Almost nine out of 10 (87%) say that infrastructure met or exceeded their expectations in 2019, said the report, 'Preqin Investor Outlook Alternative Assets H1 2020'. This is on par with previous years, although the proportion whose expectations were exceeded has declined slightly in the past two years.
While their enthusiasm may be cooling slightly, investors are upbeat about 2020 performance prospects.
The proportion that feels that returns in the next 12 months will exceed those of the previous 12 months has jumped up from 15% at the end of 2018 to 22% a year later.
The proportion that feels returns will slacken, meanwhile, has dropped from 26% to 14%. This newfound optimism is likely because investors foresee a more settled macro-investing landscape in 2020, with less volatility anticipated and worries about interest rate rises receding.
94% of investors to maintain or increase allocations to infrastructure
As such, it is unsurprising that 94% of investors intend to maintain or increase their allocations to infrastructure in the longer term.
It is worth noting, though, that the share of respondents looking to increase their allocations fell from 55% in 2017 to 50% in 2018, and again to 43% in 2019.
This suggests that investors are starting to approach their target allocation rates, and are unlikely to increase them beyond around 5% of assets.
Concerns over asset pricing squeeze
Infrastructure investors are expecting a more settled year in 2020. When asked about the key challenges to return generation back in 2018, significant proportions cited rising interest rates and volatility in equity, currency, and commodity markets.
A year later and survey respondents are less concerned by these factors, having seen positive moves to resolve US-China trade tensions and a more dovish tone on interest rates from central banks in developed economies.
Asset pricing and competition for assets remain the key concerns and were cited by 49% and 40% of investors respectively.
Half of the investors believe asset pricing is higher now than it was 12 months ago, continuing a trend seen in the past several years. That said, 40% feel assets are now overvalued, which compares with 47% a year ago, and almost half (49%) think assets are fairly valued.

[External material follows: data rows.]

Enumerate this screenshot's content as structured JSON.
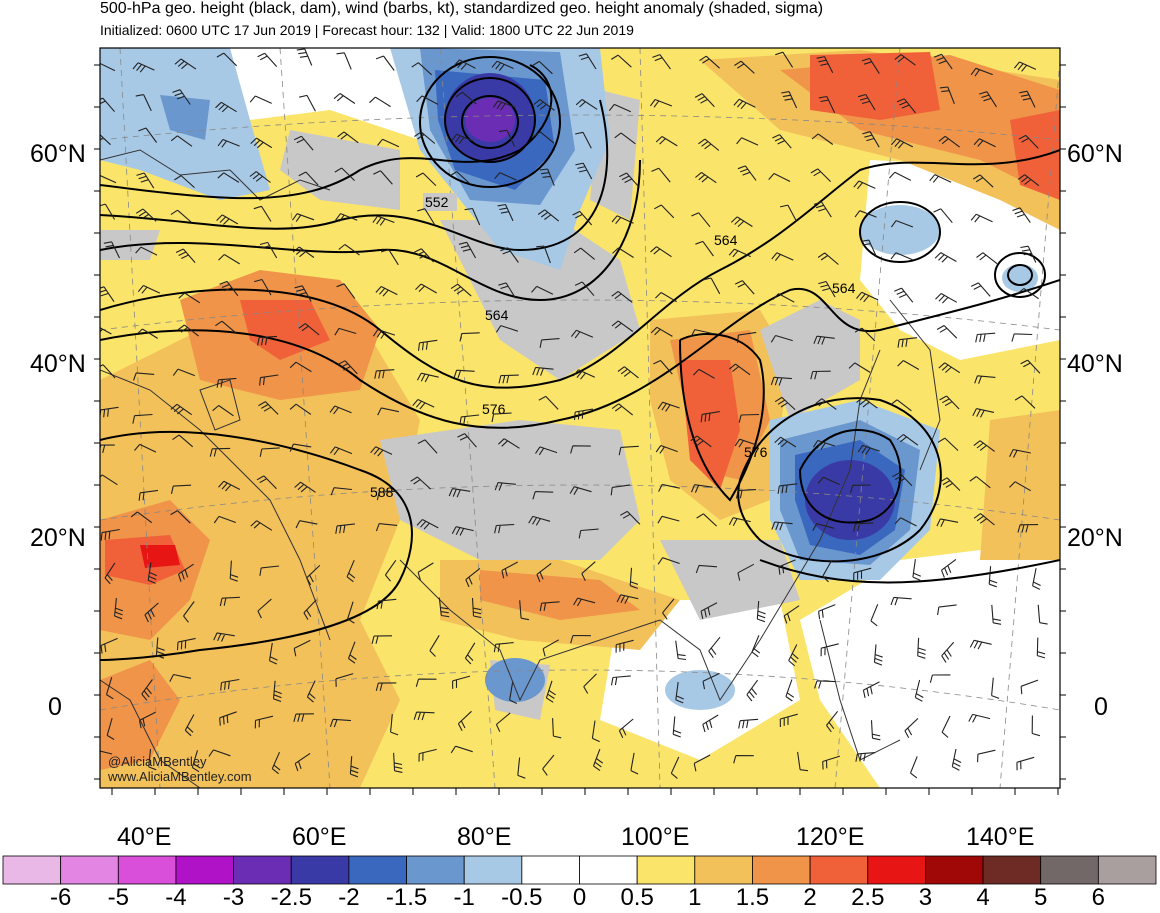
{
  "header": {
    "title": "500-hPa geo. height (black, dam), wind (barbs, kt), standardized geo. height anomaly (shaded, sigma)",
    "subtitle": "Initialized: 0600 UTC 17 Jun 2019 | Forecast hour: 132 | Valid: 1800 UTC 22 Jun 2019"
  },
  "latitude_labels": [
    "60°N",
    "40°N",
    "20°N",
    "0"
  ],
  "longitude_labels": [
    "40°E",
    "60°E",
    "80°E",
    "100°E",
    "120°E",
    "140°E"
  ],
  "contour_labels": [
    "552",
    "564",
    "564",
    "564",
    "576",
    "576",
    "588"
  ],
  "credit": {
    "handle": "@AliciaMBentley",
    "site": "www.AliciaMBentley.com"
  },
  "colorbar": {
    "labels": [
      "-6",
      "-5",
      "-4",
      "-3",
      "-2.5",
      "-2",
      "-1.5",
      "-1",
      "-0.5",
      "0",
      "0.5",
      "1",
      "1.5",
      "2",
      "2.5",
      "3",
      "4",
      "5",
      "6"
    ],
    "colors": [
      "#e9b8e6",
      "#e386e3",
      "#d94fd9",
      "#b012c8",
      "#6a2db3",
      "#3a3aa6",
      "#3a68be",
      "#6b97cf",
      "#a7c9e6",
      "#ffffff",
      "#ffffff",
      "#fbe46a",
      "#f3c15a",
      "#ef9448",
      "#f0613a",
      "#e81515",
      "#a00808",
      "#6e2a25",
      "#736868",
      "#a99f9f"
    ]
  },
  "colors": {
    "grey_land": "#c8c8c8",
    "yellow": "#fbe46a",
    "orange1": "#f3c15a",
    "orange2": "#ef9448",
    "redorange": "#f0613a",
    "red": "#e81515",
    "blue_light": "#a7c9e6",
    "blue_mid": "#6b97cf",
    "blue_dark": "#3a3aa6",
    "purple": "#6a2db3"
  }
}
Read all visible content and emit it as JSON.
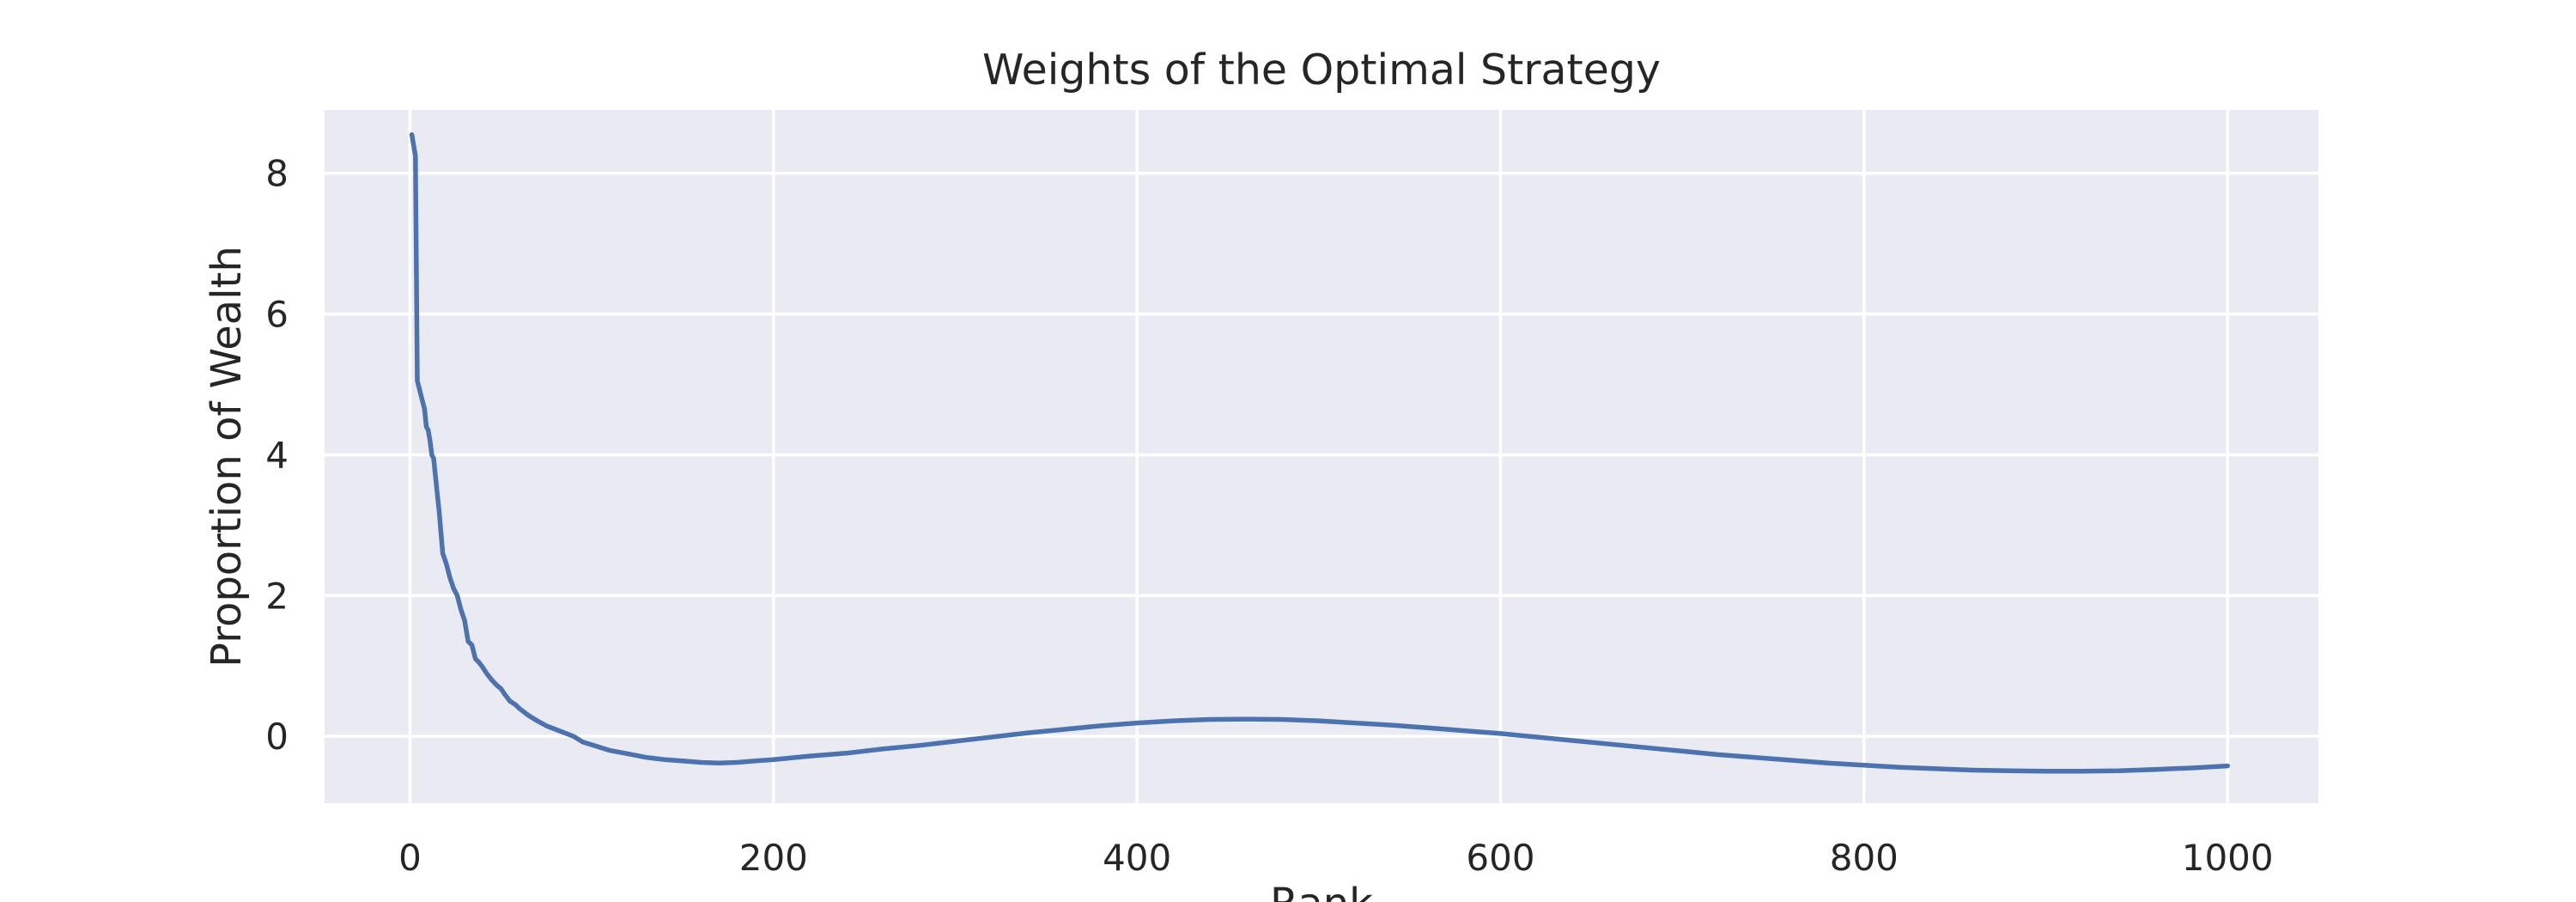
{
  "chart_data": {
    "type": "line",
    "title": "Weights of the Optimal Strategy",
    "xlabel": "Rank",
    "ylabel": "Proportion of Wealth",
    "xlim": [
      -47,
      1050
    ],
    "ylim": [
      -0.95,
      8.9
    ],
    "xticks": [
      0,
      200,
      400,
      600,
      800,
      1000
    ],
    "yticks": [
      0,
      2,
      4,
      6,
      8
    ],
    "grid": true,
    "background": "#eaeaf2",
    "grid_color": "#ffffff",
    "line_color": "#4c72b0",
    "series": [
      {
        "x": [
          1,
          3,
          4,
          5,
          7,
          8,
          9,
          10,
          11,
          12,
          13,
          14,
          15,
          16,
          17,
          18,
          20,
          22,
          24,
          26,
          28,
          30,
          32,
          34,
          36,
          38,
          40,
          42,
          45,
          48,
          50,
          52,
          55,
          58,
          60,
          65,
          70,
          75,
          80,
          85,
          90,
          95,
          100,
          110,
          120,
          130,
          140,
          150,
          160,
          170,
          180,
          190,
          200,
          220,
          240,
          260,
          280,
          300,
          320,
          340,
          360,
          380,
          400,
          420,
          440,
          460,
          480,
          500,
          520,
          540,
          560,
          580,
          600,
          620,
          640,
          660,
          680,
          700,
          720,
          740,
          760,
          780,
          800,
          820,
          840,
          860,
          880,
          900,
          920,
          940,
          960,
          980,
          1000
        ],
        "values": [
          8.55,
          8.25,
          5.05,
          4.95,
          4.75,
          4.65,
          4.4,
          4.35,
          4.2,
          4.0,
          3.95,
          3.7,
          3.45,
          3.2,
          2.9,
          2.6,
          2.45,
          2.25,
          2.1,
          2.0,
          1.8,
          1.65,
          1.35,
          1.3,
          1.1,
          1.05,
          0.98,
          0.9,
          0.8,
          0.72,
          0.68,
          0.6,
          0.5,
          0.45,
          0.4,
          0.3,
          0.22,
          0.15,
          0.1,
          0.05,
          0.0,
          -0.08,
          -0.12,
          -0.2,
          -0.25,
          -0.3,
          -0.33,
          -0.35,
          -0.37,
          -0.38,
          -0.37,
          -0.35,
          -0.33,
          -0.28,
          -0.24,
          -0.18,
          -0.13,
          -0.07,
          -0.01,
          0.05,
          0.1,
          0.15,
          0.19,
          0.22,
          0.24,
          0.245,
          0.24,
          0.22,
          0.19,
          0.16,
          0.12,
          0.08,
          0.04,
          -0.01,
          -0.06,
          -0.11,
          -0.16,
          -0.21,
          -0.26,
          -0.3,
          -0.34,
          -0.38,
          -0.41,
          -0.44,
          -0.46,
          -0.48,
          -0.49,
          -0.495,
          -0.495,
          -0.49,
          -0.47,
          -0.45,
          -0.42
        ]
      }
    ]
  }
}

The asset class has more potential outlets to escape pricing pressure than either private equity or real estate - such as the explosion of the renewable energy industry - and it seems investors are confident these will keep the deals market from overheating.
Seeking safe havens
While they might be confident in infrastructure overall, investors are nonetheless seeking to reposition themselves slightly for the year ahead.
"We see a shift toward more known quantities in terms of fund manager relationships and geographies targeted, alongside a move toward higher-risk strategies," said Preqin.
The largest proportion (61%) of investors will invest with a mix of pre-existing managers in their portfolio and those new to them, but a further 17% are exclusively targeting re-ups.
The proportion of investors targeting only developed markets has jumped from 39% at the end of 2018 to 46% a year later.
Investors' risk appetite is growing as they seek to preserve returns. The proportion of investors targeting higher-risk opportunistic and value-added strategies has jumped by six and four percentage points to 39% and 30% respectively in a year, while the proportion targeting core funds has fallen slightly to 29%.
More investors are now seeking core-plus, value-added, and opportunistic investments than are seeking core funds - a first for the market. Return compression in highly competitive and expensive core sectors is leading investors to seek higher-risk/return investments to preserve future performance.